U.S. soldier who crossed into North Korea sentenced to time served


Travis King, the U.S. soldier who ran across the Demilitarized Zone and into North Korea last year, was sentenced Friday to a prison term that amounts to the time he has already served.

King pleaded guilty to five charges: One count of desertion, one count of assault on a non-commissioned officer, and three counts of disobeying a lawful order.

He was sentenced by a military judge to 12 months in prison for desertion and one month on each of the four other counts. King has served 338 days already.

Defense attorneys noted that King spent 63 days in North Korea in addition to his time served in the U.S.

Pvt. 2nd Class Travis King.
Pvt. 2nd Class Travis King.via Carl Gates

King was also dishonorably discharged, something sought by the prosecution. King and his attorneys had sought a “bad conduct discharge.”

“With time already served and credit for good behavior, Travis is now free and will return home,” King’s attorney, Frank Rosenblatt, said.

King, a private second class, ran across the DMZ separating South Korea and communist North Korea on July 18, 2023. He was on a tour group in the Panmunjom, South Korea, when he crossed the fortified zone and entered North Korea where he was detained.

King was returned to the U.S. by North Korea in September of that year, following what the Department of Defense called a “multiweek diplomatic effort.”

“The outcome of today’s court-martial is a fair and just result that reflects the seriousness of the offenses committed by Pvt.
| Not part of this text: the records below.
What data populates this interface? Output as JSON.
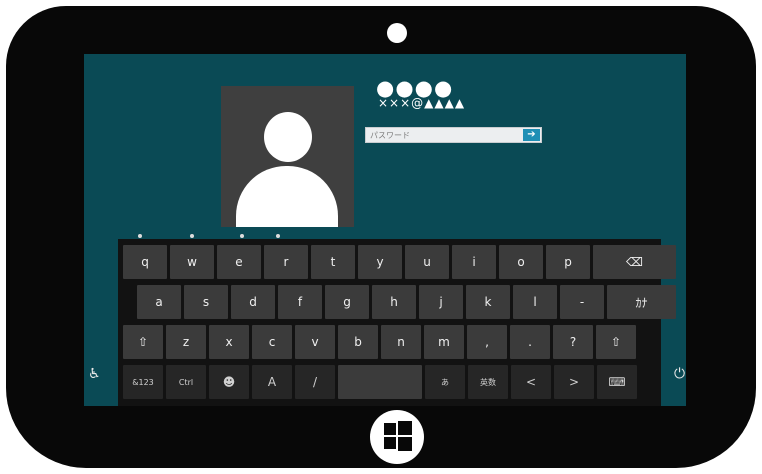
{
  "login": {
    "username": "●●●●",
    "email": "×××@▲▲▲▲",
    "password_placeholder": "パスワード",
    "submit_glyph": "➔"
  },
  "keyboard": {
    "row1": [
      "q",
      "w",
      "e",
      "r",
      "t",
      "y",
      "u",
      "i",
      "o",
      "p",
      "⌫"
    ],
    "row2": [
      "a",
      "s",
      "d",
      "f",
      "g",
      "h",
      "j",
      "k",
      "l",
      "-",
      "ｶﾅ"
    ],
    "row3": [
      "⇧",
      "z",
      "x",
      "c",
      "v",
      "b",
      "n",
      "m",
      ",",
      ".",
      "?",
      "⇧"
    ],
    "row4": [
      "&123",
      "Ctrl",
      "☻",
      "A",
      "/",
      "",
      "あ",
      "英数",
      "<",
      ">",
      "⌨"
    ]
  },
  "side": {
    "accessibility_glyph": "♿",
    "power_glyph": "⏻"
  }
}
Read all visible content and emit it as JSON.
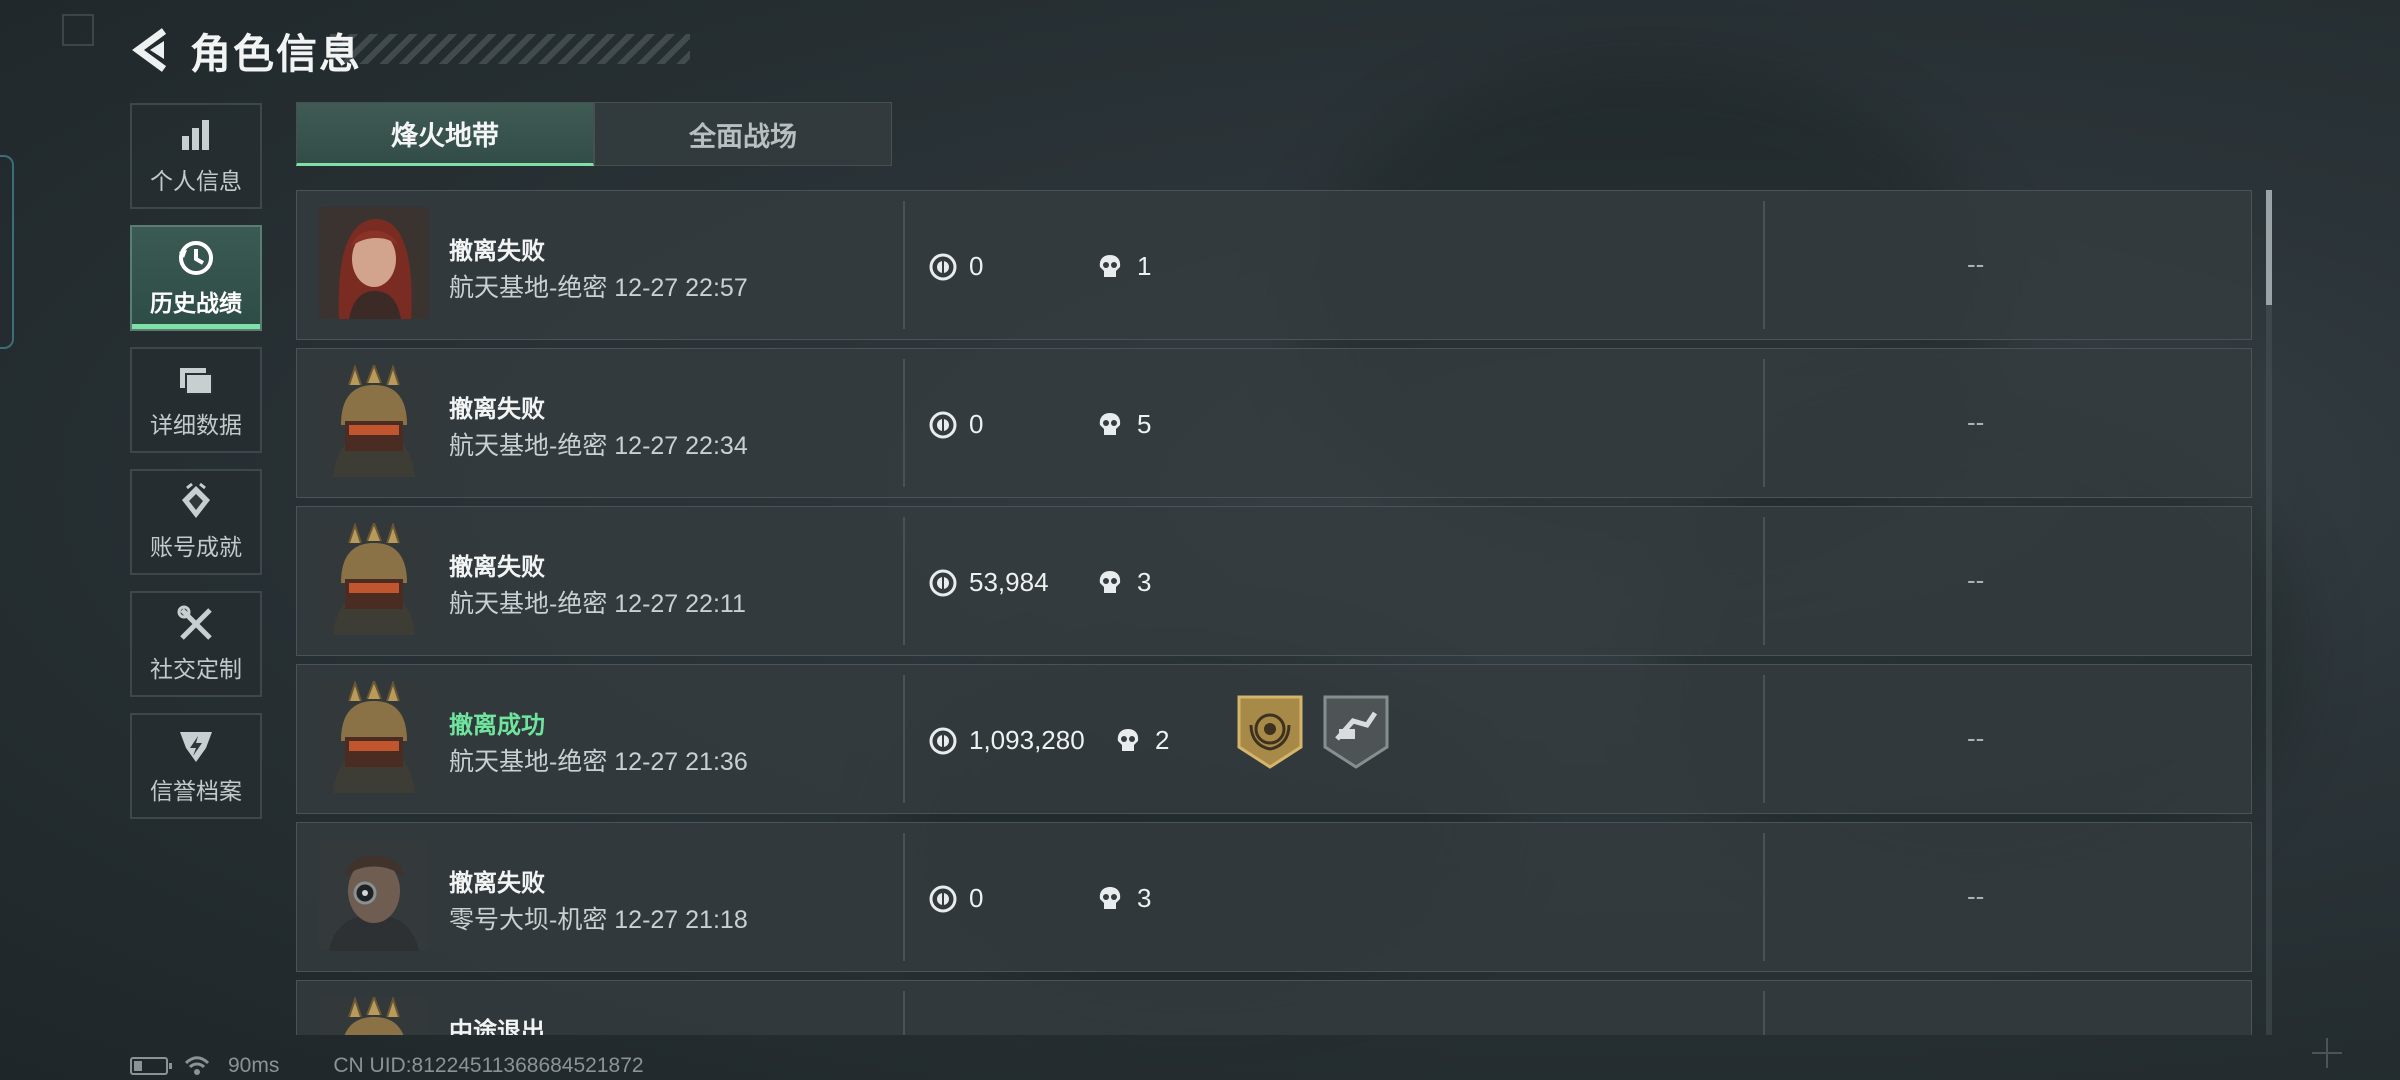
{
  "header": {
    "title": "角色信息"
  },
  "sidebar": {
    "items": [
      {
        "label": "个人信息",
        "icon": "bar-chart-icon",
        "active": false
      },
      {
        "label": "历史战绩",
        "icon": "history-clock-icon",
        "active": true
      },
      {
        "label": "详细数据",
        "icon": "folder-icon",
        "active": false
      },
      {
        "label": "账号成就",
        "icon": "achievement-icon",
        "active": false
      },
      {
        "label": "社交定制",
        "icon": "tools-icon",
        "active": false
      },
      {
        "label": "信誉档案",
        "icon": "credit-shield-icon",
        "active": false
      }
    ]
  },
  "tabs": [
    {
      "label": "烽火地带",
      "active": true
    },
    {
      "label": "全面战场",
      "active": false
    }
  ],
  "matches": [
    {
      "status": "撤离失败",
      "success": false,
      "detail": "航天基地-绝密 12-27 22:57",
      "value": "0",
      "kills": "1",
      "extra": "--",
      "avatar": "red-hair-woman"
    },
    {
      "status": "撤离失败",
      "success": false,
      "detail": "航天基地-绝密 12-27 22:34",
      "value": "0",
      "kills": "5",
      "extra": "--",
      "avatar": "crowned-helmet-soldier"
    },
    {
      "status": "撤离失败",
      "success": false,
      "detail": "航天基地-绝密 12-27 22:11",
      "value": "53,984",
      "kills": "3",
      "extra": "--",
      "avatar": "crowned-helmet-soldier"
    },
    {
      "status": "撤离成功",
      "success": true,
      "detail": "航天基地-绝密 12-27 21:36",
      "value": "1,093,280",
      "kills": "2",
      "extra": "--",
      "avatar": "crowned-helmet-soldier"
    },
    {
      "status": "撤离失败",
      "success": false,
      "detail": "零号大坝-机密 12-27 21:18",
      "value": "0",
      "kills": "3",
      "extra": "--",
      "avatar": "cyber-eye-soldier"
    },
    {
      "status": "中途退出",
      "success": false,
      "detail": "",
      "value": "",
      "kills": "",
      "extra": "",
      "avatar": "crowned-helmet-soldier"
    }
  ],
  "footer": {
    "ping": "90ms",
    "uid": "CN UID:8122451136868452187​2"
  },
  "colors": {
    "accent_green": "#7fe0a6",
    "success_green": "#6fe49c",
    "row_bg": "#343c3f"
  }
}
King and will promote good order and discipline within the U.S. Army by deterring Soldiers from committing similar offenses in the future,” prosecutor Maj. Allyson Montgomery with the Army’s Office of the Special Counsel was quoted as saying in an Army publication.

King had been in the Army since January 2021. He was being sent back to the U.S. from South Korea after violating part of the joint security agreement and after completing a punishment there, a senior U.S. administration official said around the time of the incident.

He had been escorted by military police as far as they could go — a security checkpoint at Incheon Airport, a commercial airport about an hour and a half from the DMZ.

But instead of continuing alone to the gate and flying back to the U.S., King tagged along with a group that had just arrived and was heading for Panmunjom, the official said.

King’s defense attorneys argued that King was encouraged to enlist in the Army by a recruiter and that he had trouble adjusting and experienced incidents of racism in his unit. King, who is Black, wrote in a letter that his unit was unhappy and recounted racist remarks like “Smile King, we can’t see you.”

The incident occurred five decades after another U.S. soldier, James Dresnok, defected to North Korea in 1962 as he was being threatened with a court-martial.

Dresnok, according to his sons, was in North Korea when he died of a stroke in 2016.